UN MEDIO que Dios nos ha dado para orientar nuestro corazón hacia él es el de la Confesión. Cuando acudimos a este sacramento es Jesús quien nos alienta y quien nos anima. «Nuestro auxilio es el nombre del Señor, que hizo el cielo y la tierra» (Sal 123,7-8). Y en ese nombre nos perdona los pecados el sacerdote. Para quienes se han confesado después de mucho tiempo, se trata de un instante que no deja indiferente. Pero quienes acuden con frecuencia, quizá pueden pensar que sus confesiones son un poco rutinarias. En este sentido, san Josemaría recordaba que «el Señor instituyó el sacramento de la Penitencia no solo para perdonar los pecados, sino para darnos fortaleza y para que tuviéramos ocasión de recibir una orientación y una ayuda espiritual»[5]. Es decir, que aunque a nosotros nos parezca una confesión rutinaria, Dios nos está dando su gracia para afrontar esas luchas que componen nuestro día y para liberarnos del pecado: «Os quiero rebeldes, libres de toda atadura, porque os quiero –¡nos quiere Cristo!– hijos de Dios.
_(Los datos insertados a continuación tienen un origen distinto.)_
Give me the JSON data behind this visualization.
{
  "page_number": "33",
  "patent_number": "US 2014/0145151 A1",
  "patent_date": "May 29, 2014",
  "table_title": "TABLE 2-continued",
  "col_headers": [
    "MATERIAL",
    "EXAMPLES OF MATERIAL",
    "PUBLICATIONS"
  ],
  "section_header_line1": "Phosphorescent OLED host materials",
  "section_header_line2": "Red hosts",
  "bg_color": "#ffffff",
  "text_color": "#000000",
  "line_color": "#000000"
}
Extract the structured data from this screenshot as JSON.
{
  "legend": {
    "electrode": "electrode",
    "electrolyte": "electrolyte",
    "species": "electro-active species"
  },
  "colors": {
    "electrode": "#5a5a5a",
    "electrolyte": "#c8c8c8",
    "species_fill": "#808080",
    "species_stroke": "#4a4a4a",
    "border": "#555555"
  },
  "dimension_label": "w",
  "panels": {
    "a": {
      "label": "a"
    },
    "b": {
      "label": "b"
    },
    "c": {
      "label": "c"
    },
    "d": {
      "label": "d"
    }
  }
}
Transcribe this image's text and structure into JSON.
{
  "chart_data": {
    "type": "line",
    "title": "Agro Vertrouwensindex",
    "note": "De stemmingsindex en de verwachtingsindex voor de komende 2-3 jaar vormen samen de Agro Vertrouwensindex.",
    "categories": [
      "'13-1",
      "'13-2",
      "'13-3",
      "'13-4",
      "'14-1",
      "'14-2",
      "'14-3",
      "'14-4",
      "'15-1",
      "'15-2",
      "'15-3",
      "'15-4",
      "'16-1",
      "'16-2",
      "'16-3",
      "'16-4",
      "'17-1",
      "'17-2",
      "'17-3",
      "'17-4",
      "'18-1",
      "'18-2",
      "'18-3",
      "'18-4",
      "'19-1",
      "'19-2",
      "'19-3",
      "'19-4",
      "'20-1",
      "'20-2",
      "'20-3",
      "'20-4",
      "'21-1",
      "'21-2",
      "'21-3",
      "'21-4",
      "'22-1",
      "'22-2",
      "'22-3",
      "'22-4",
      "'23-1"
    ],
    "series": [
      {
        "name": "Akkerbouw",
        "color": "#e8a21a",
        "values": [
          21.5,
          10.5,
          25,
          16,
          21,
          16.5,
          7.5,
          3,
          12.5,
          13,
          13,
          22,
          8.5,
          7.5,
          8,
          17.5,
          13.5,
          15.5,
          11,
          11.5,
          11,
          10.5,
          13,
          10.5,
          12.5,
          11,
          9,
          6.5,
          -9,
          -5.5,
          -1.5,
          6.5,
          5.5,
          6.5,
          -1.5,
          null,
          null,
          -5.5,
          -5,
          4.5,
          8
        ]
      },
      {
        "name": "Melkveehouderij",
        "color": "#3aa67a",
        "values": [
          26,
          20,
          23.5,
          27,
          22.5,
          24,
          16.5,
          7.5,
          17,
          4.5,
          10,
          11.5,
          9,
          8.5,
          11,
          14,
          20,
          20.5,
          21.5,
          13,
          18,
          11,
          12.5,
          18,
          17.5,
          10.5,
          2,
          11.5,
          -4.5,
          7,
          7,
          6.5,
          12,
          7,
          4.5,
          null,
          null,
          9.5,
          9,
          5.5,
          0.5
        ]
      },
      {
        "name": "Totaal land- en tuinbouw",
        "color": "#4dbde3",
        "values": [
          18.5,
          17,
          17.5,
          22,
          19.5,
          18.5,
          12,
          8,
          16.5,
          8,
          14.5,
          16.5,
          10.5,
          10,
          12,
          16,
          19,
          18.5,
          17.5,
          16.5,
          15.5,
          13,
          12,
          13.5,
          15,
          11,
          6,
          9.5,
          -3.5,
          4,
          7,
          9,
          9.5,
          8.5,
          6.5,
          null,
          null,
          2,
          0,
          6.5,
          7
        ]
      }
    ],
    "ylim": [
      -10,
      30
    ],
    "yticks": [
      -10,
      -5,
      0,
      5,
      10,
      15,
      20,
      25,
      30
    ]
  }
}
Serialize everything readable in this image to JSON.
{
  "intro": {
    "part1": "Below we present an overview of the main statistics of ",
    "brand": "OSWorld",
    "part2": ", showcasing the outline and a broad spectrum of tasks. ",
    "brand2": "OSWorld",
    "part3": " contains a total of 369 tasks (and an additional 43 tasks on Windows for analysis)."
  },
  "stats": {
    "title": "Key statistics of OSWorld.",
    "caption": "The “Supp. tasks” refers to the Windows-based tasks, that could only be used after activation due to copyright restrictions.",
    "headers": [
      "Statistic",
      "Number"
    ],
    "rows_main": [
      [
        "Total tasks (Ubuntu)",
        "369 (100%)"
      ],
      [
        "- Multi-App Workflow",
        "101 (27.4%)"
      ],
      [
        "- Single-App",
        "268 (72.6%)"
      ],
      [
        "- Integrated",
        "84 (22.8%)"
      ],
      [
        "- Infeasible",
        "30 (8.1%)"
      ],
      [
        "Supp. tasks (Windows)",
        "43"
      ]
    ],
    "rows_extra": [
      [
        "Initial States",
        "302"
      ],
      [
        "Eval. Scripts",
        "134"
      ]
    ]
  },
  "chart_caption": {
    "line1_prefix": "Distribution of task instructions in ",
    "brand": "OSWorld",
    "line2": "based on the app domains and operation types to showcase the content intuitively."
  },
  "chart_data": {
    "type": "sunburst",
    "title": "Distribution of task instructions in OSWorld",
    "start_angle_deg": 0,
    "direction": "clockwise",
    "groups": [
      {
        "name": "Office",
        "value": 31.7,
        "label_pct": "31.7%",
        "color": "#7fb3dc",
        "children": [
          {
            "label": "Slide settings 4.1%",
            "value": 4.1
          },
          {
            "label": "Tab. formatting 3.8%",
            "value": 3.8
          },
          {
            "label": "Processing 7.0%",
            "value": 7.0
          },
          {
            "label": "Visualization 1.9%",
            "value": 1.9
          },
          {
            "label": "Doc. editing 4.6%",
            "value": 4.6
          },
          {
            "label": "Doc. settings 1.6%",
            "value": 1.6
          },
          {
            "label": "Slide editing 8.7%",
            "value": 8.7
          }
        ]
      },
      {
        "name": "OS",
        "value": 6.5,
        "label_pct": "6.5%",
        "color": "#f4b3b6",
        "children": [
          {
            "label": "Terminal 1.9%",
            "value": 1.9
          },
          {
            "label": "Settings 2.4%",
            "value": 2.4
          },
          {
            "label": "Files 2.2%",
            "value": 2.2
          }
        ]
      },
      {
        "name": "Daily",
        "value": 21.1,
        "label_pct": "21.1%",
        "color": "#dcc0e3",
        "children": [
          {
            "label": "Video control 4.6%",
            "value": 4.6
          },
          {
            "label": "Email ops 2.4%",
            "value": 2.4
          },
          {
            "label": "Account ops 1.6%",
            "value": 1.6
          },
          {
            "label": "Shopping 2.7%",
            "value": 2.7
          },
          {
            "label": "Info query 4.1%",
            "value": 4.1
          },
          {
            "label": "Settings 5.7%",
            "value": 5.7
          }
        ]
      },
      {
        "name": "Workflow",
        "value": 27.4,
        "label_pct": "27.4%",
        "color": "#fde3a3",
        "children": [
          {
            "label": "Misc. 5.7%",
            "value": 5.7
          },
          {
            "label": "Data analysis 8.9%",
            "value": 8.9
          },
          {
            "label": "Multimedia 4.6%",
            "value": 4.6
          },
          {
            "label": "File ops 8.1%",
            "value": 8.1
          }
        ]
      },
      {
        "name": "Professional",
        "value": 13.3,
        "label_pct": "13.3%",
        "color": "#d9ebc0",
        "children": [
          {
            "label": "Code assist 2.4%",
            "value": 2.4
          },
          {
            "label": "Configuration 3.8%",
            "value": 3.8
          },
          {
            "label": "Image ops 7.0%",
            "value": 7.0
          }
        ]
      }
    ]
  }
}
Esclavitud o filiación divina: he aquí el dilema de nuestra vida»[6].


En cada Confesión nos encontramos con el padre de la parábola que está esperándonos y que desea ardientemente que regresemos a casa. «Con demasiada frecuencia pensamos que la Confesión consiste en presentarnos a Dios cabizbajos. Pero, para empezar, no somos nosotros los que volvemos al Señor; es él quien viene a visitarnos, a colmarnos con su gracia, a llenarnos de su alegría. Confesarse es dar al Padre la alegría de volver a levantarnos. En el centro de lo que experimentaremos no están nuestros pecados, están, pero no están en el centro; sino su perdón: este es el centro»[7]. Por eso san Josemaría animaba a sus hijos a amar este sacramento: «A mí, me da tanta alegría acudir a este medio de la gracia, porque sé que el Señor me perdona y me llena de fortaleza. Y estoy persuadido de que, con la práctica piadosa de la Confesión sacramental, se aprende a tener más dolor y, por tanto, más amor»[8]. Podemos pedir a la Virgen María que nos ayude a experimentar la alegría de recibir al Señor en nuestra casa cada vez que nos acercamos al sacramento de la Confesión.